Metrics are the compass that guides your Customer Success efforts.
For early-stage companies, understanding which metrics matter and how to track them ensures you can measure progress, identify risks, and prove the value of CS to stakeholders. Without data, you’re flying blind- and no startup can afford that. In this module, we’ll break down the critical metrics that drive Customer Success, how to interpret them, and how to use them to make better decisions.
“One of the most common mistakes I’ve seen (and made) at early stage companies is confusing strong advocacy from early adopters with generalised product market fit. Early adopters are often visionaries. Finding early advocates among them is critical to success, but it doesn’t guarantee scale or product market fit. You need to look to other metrics to tell you you’re finding success…”
Andrea Spillman-Gajek – Founder at
Success Accelerators and Brighteye Mentor
1. Core Customer Success Metrics:
To understand how well your Customer Success efforts are performing, you need to focus on metrics that align with your company’s goals- namely retention, satisfaction, and growth. At this stage, it’s about keeping things simple while ensuring you track the right indicators.
The most critical metrics include:
Churn Rate: This measures the percentage of customers who stop using your product over a specific period. A high churn rate can quickly undo any progress you make with new customer acquisition.
Retention Rate: The inverse of churn, retention measures the percentage of customers who stick with you.
Net Revenue Retention (NRR): NRR combines customer retention with upsells and expansions to show how revenue from your existing customers is growing.
Time-to-Value (TTV): TTV highlights how quickly customers achieve their first success milestone. The faster this happens, the less likely they are to churn.
Customer Lifetime Value (CLV): CLV measures the total revenue a customer generates over their relationship with your company, providing a long-term view of customer value.
Top Tip: Focus on no more than 2-3 of these metrics to start. Prioritisation will keep your efforts targeted and actionable.

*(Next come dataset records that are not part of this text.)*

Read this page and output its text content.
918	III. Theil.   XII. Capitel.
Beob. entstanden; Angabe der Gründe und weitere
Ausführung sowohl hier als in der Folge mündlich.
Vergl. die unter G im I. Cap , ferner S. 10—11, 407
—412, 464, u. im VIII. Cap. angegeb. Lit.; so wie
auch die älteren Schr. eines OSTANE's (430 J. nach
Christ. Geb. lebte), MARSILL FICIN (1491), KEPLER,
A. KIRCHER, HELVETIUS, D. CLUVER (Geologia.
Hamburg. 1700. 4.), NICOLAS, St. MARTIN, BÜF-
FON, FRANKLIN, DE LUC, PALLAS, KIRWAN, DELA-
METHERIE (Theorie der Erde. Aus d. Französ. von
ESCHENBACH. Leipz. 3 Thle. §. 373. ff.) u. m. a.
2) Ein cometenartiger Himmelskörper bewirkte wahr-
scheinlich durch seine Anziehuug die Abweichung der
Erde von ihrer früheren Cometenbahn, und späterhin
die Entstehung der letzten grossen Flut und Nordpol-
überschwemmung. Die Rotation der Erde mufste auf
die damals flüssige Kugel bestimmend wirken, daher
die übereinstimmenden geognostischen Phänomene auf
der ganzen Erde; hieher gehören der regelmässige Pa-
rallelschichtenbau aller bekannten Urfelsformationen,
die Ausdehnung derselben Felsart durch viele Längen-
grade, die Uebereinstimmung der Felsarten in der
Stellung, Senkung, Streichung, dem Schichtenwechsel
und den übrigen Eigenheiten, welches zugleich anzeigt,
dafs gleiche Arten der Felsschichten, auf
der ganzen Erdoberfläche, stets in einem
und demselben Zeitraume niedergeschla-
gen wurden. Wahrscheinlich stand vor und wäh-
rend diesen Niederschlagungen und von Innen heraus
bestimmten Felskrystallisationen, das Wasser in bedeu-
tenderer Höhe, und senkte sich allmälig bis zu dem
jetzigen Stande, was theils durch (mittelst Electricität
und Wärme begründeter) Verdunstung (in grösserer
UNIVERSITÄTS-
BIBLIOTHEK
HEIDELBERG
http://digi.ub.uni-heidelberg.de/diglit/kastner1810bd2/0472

2. Customer Health Scores:
Customer health scores bring multiple data points together to create a holistic picture of each customer’s relationship with your product. These scores are invaluable for identifying at-risk customers early and ensuring you focus your energy on those who need help the most.
At this stage, a simplified health scoring system is best. Here’s how to think about it:
Engagement: Are customers actively using your product? Track logins, feature usage, and time spent in the tool.
Satisfaction: How happy are your customers? Use NPS (Net Promoter Score) or CSAT (Customer Satisfaction Score) surveys to capture this data.
Outcomes: Are customers getting value from your product? Are customers hitting their success milestones? Check if they’ve achieved the goals they set out to accomplish with your product.
Combine these inputs to score customers as Healthy (Green), At-Risk (Yellow), or Critical (Red).
Top Tip: Automate where possible but don’t skip the human touch. Customers flagged as “At-Risk” should trigger proactive outreach from your team.
3. Using Metrics to Drive Action:
Tracking metrics is only useful if you take action on the insights they provide. In this section, we’ll focus on turning data into proactive steps that improve Customer Success outcomes.
Regular Reviews: Schedule weekly or monthly reviews of your CS metrics to identify trends and risks early.
Spot Trends: Are churn rates creeping up? Is Time-to-Value increasing? Address issues immediately to avoid compounding problems.
Prioritise At-Risk Customers: Use health scores and key metrics to focus on customers who need support before they churn.
Communicate Metrics: Share your metrics regularly with internal teams and stakeholders to align everyone around CS priorities and demonstrate progress.
Top Tip: Metrics aren’t just for internal use. Sharing success outcomes with customers—such as how they’ve improved productivity or ROI—strengthens relationships and builds trust.
"What you track can and should change based on top priorities for impact. If you know you’re having a challenge in a particular area, that’s where you might want to focus for a bit, while you deprioritise areas that are working better.”
Andrea Spillman-Gajek – Founder at
Success Accelerators and Brighteye Mentor
Practical Tool: Metrics Dashboard Template
Use a simple dashboard to track and visualise your core metrics. A good dashboard includes churn rate, retention rate, NRR, TTV, and customer health scores. Update it regularly to spot trends and opportunities for improvement.
Takeaways for Founders:
Focus on metrics that drive retention, value realisation, and growth.
Use customer health scores to proactively identify and support at-risk customers.
Turn data into action by addressing trends and sharing metrics with stakeholders.
A simple metrics dashboard keeps everyone aligned and focused on results.